As I've written before, we're probably going to start out by sending D to the local public elementary school, which is exactly 2 blocks from our front door. I'm a big believer in public schools, and it would make our life immeasurably easier to send the boys to a school that's so close, but this is still not an easy decision. Even though we live in a pretty affluent area, this elementary school serves an overwhelmingly low-income population -- about 85 percent of the kids qualify for free lunches*. Free, not free or reduced price. As is the case with most schools serving low-income kids, the test scores have been atrocious. So I worry about teaching to the test, I worry about whether D (who is already starting to read) is going to be bored, and I worry about whether there's going to be peer culture that says its uncool to be good in school. I also don't like to think about the arguments we're going to have when many of his classmates' parents allow them to roam around the neighborhood without adult supervision at what I think is absurdly young ages.
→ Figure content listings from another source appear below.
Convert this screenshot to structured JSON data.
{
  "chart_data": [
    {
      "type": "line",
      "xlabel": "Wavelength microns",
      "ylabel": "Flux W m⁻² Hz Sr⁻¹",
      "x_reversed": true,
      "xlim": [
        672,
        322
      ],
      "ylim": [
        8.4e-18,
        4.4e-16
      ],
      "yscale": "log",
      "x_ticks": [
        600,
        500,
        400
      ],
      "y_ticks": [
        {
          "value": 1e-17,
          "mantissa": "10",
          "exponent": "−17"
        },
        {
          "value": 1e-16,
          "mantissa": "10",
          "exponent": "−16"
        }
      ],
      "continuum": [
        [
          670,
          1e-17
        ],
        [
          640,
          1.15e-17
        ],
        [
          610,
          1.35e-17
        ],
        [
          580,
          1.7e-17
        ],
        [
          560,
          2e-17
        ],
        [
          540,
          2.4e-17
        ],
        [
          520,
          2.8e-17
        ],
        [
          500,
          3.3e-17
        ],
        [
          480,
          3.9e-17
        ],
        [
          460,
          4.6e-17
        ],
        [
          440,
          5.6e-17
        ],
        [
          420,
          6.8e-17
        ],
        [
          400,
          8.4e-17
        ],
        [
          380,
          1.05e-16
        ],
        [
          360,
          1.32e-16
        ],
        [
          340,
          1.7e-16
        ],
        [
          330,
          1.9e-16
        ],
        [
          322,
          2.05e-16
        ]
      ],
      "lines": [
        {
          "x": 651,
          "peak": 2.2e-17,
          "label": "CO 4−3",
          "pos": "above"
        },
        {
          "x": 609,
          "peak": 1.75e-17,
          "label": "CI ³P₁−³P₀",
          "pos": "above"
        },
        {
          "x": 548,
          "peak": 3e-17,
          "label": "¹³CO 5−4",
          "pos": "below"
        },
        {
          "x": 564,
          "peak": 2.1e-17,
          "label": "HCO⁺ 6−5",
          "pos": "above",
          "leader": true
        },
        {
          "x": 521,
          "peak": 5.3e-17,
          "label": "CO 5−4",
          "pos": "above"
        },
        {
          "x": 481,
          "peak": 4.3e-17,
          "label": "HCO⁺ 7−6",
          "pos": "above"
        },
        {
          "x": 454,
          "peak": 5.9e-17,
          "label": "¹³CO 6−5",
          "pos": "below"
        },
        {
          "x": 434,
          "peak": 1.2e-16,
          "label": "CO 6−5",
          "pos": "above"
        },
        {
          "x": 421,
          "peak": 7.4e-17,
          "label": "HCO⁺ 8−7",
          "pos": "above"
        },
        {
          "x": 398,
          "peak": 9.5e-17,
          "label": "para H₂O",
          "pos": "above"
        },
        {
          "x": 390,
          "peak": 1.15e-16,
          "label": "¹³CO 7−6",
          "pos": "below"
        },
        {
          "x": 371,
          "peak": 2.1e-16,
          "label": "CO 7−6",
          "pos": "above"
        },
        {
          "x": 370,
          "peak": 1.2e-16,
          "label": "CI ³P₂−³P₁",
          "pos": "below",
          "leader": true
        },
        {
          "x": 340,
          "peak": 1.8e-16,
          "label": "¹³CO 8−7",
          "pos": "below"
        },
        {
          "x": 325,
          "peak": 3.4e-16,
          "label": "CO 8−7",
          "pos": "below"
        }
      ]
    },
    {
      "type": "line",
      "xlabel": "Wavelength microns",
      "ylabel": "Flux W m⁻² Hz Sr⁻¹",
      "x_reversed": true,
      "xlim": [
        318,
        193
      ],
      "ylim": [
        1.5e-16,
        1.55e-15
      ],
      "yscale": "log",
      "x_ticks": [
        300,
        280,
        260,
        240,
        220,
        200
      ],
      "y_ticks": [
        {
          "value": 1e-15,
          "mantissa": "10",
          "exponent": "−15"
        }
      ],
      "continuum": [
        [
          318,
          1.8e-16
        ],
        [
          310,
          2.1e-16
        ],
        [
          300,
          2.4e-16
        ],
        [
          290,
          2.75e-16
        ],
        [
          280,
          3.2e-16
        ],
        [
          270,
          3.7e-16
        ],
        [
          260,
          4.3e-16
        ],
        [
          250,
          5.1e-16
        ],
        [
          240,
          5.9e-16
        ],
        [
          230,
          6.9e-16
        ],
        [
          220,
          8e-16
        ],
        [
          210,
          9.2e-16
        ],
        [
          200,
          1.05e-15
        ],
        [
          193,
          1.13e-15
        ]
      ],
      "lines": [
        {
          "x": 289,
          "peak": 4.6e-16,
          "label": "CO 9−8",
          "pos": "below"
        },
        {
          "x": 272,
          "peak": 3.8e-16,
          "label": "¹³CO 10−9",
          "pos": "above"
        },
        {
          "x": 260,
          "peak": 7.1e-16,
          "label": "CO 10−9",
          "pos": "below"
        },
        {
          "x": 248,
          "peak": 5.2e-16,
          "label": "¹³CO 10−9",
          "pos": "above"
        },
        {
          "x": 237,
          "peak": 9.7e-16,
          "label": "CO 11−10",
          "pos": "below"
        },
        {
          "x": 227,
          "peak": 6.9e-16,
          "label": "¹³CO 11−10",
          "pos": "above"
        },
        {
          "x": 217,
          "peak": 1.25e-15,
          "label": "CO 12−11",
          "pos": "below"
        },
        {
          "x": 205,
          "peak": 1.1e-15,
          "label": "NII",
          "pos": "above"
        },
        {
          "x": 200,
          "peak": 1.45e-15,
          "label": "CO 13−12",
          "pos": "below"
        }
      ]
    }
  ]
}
But I like the new principal and I'm impressed by the teachers I've met. We went to the open house a couple of weeks ago, and we practically had to carry D home because he didn't want to stop exploring the classrooms. The kindergarden classes only had 13 kids per class this year (with a teacher and an aide), which is a big plus. And they're talking about trying out multi-grade classrooms for the K-2 students to allow for more individualization of the curriculum. So I think we're going to give it a try. But I second-guess myself on this all the time.
Bitch PhD wrote an interesting post yesterday about the life lessons she learned from attending academically mediocre inner-city schools:
"I learned how to be comfortable with people from the wrong side of the tracks, to think critically about race and class and how they play out in subtle ways, and that there is a really major difference between intelligence and privilege, though the two are usually confused."
Those are lessons that I'd like my kids to learn, but not at the cost of academic skills. Dr. B argues that she got those at home regardless. I think that's probably true of most of what kids learn in elementary school, but I'm not convinced it's the case in the upper grades.
Toronto Mama has also been worrying about schools, and she points out that the safety issue can be the trump card when looking at urban schools: "I do not want my babies to be afraid to go to school." Fortunately, I don't think that's an issue here.
* The houses here are small, and the upper-income residents typically don't have kids, or move further into the suburbs before their kids hit school age. And many of those who do have school-age kids send them to either private school or the "traditional" magnet school.